Consider a real example: Phoenix literally "paves the desert." Twenty years ago, climatologists knew this raised night temperatures, because asphalt soaks up heat during the day and radiates at night. Night temperatures have risen by almost 10 degrees -- which adds immensely to air conditioning bills, and greatly reduces livability. Yet, city officials steadfastly ignore this feedback to pursue a policy of unlimited growth. Is this unusual? Think of Los Angeles traffic, Las Vegas, Albuquerque, El Paso, and Tucson -- each with its own growing problems.

Jacobs argues the "nature of economies" means being aware of feedback, and facing issues before they become a crisis. Despite her living in Toronto, do Canadians do it? No, Canadians ignored overfishing of the Grand Banks -- once the richest fishing area in the world -- until the area was fished out which caused the economy of Newfoundland to collapse.

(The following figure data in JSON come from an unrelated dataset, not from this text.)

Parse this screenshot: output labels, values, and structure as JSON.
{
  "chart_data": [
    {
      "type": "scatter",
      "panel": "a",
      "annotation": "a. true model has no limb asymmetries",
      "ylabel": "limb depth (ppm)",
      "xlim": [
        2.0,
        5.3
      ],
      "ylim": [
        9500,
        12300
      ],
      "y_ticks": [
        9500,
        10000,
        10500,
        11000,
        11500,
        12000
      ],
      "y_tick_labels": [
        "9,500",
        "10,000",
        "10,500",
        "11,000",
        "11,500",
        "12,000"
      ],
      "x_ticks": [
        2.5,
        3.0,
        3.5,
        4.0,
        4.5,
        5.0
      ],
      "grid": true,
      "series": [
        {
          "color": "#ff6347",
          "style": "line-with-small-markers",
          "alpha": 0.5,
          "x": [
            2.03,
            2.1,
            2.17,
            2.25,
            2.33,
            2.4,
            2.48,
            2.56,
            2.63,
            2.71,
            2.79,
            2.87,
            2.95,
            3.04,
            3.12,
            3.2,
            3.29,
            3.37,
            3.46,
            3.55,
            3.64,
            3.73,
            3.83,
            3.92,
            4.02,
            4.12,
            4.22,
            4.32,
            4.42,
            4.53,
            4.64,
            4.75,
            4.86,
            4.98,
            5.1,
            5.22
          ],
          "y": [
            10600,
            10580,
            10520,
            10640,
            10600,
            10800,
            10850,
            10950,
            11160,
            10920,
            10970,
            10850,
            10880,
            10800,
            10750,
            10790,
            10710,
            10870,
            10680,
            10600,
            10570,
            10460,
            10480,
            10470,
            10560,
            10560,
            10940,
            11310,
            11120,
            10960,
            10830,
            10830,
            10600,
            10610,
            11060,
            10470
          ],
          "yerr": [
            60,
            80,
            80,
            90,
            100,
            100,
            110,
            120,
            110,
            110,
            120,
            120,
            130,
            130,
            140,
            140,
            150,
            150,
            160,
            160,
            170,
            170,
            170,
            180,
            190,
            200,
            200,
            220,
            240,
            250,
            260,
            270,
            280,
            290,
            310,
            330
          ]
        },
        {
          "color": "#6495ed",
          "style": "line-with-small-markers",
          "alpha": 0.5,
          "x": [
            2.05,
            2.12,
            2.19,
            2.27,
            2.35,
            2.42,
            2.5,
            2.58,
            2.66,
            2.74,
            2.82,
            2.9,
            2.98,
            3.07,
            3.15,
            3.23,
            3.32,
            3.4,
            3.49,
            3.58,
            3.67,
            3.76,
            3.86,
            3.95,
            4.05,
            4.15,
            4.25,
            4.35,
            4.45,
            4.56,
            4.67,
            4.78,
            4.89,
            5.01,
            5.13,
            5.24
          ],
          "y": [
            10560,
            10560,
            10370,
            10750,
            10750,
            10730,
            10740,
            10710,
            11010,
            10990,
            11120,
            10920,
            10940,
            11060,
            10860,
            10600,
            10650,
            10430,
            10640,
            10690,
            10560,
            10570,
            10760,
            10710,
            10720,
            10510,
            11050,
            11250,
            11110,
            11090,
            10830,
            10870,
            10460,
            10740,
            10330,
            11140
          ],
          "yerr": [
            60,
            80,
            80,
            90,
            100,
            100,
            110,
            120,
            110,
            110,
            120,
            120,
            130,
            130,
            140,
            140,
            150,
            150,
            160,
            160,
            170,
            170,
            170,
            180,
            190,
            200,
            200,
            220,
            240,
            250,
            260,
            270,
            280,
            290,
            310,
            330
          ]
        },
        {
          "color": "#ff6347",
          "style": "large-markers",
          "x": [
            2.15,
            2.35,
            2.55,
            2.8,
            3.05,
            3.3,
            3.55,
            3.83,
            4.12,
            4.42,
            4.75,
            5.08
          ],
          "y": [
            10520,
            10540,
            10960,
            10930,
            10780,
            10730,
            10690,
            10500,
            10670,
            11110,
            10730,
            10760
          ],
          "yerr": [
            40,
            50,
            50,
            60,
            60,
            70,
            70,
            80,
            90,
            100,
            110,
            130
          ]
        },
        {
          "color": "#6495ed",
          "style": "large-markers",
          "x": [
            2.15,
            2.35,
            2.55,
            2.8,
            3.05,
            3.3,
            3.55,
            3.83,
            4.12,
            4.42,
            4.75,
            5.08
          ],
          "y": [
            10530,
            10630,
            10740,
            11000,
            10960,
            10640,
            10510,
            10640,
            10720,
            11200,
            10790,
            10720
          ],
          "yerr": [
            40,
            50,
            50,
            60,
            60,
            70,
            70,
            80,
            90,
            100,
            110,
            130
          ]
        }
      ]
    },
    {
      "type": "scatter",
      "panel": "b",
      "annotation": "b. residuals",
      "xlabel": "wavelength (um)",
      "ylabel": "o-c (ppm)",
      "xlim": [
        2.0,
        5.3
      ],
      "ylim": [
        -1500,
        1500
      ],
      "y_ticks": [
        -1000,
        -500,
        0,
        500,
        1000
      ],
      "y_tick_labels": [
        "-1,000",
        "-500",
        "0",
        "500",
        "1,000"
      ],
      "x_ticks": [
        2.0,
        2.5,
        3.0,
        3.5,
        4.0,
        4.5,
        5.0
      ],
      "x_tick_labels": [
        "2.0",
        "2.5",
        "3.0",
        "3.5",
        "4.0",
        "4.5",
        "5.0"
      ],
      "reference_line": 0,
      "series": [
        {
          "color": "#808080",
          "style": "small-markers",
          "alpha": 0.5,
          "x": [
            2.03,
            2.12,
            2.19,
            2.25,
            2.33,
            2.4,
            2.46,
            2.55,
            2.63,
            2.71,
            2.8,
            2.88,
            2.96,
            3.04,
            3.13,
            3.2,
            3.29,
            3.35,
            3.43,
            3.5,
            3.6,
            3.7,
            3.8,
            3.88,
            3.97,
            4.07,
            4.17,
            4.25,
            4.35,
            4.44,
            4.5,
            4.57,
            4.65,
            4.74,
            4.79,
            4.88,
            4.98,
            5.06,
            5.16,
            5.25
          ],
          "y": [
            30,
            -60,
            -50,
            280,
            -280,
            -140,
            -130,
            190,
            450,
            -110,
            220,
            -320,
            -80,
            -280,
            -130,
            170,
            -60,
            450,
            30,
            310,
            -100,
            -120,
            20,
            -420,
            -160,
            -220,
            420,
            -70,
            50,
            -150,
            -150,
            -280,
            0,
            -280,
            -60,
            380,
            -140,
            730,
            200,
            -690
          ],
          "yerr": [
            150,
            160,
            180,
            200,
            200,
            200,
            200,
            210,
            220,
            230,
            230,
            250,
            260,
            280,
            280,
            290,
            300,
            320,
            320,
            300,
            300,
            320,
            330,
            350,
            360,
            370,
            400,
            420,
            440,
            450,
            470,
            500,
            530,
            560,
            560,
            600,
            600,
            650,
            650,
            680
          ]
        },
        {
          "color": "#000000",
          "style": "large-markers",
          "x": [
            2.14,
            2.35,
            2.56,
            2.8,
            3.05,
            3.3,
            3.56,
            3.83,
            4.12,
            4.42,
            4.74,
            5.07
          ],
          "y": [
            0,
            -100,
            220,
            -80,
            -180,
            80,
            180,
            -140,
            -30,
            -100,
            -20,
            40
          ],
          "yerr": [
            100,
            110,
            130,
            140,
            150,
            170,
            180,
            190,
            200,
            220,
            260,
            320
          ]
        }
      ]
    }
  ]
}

In brief, that's her lesson. Ignore feedback, ignore the evidence in front of our eyes, and we'll have economic and social collapse. Nature never offers "Get out of Jail Free" cards.

Unlike many ecologists, Jacobs doesn't offer simplistic "get rid of the automobile" solutions. She says problems will arise whatever we do; the solution is in recognizing the feedback, then responding to the problem. In other words, "Look around." Then ask, "What can we do different?" She doesn't offer solutions; she offers thought processes to enable intelligent people to find solutions.

Does she have a valid point? Well, Toronto officials listen to her, and have one of the best cities in North America. It's time her audience was expanded.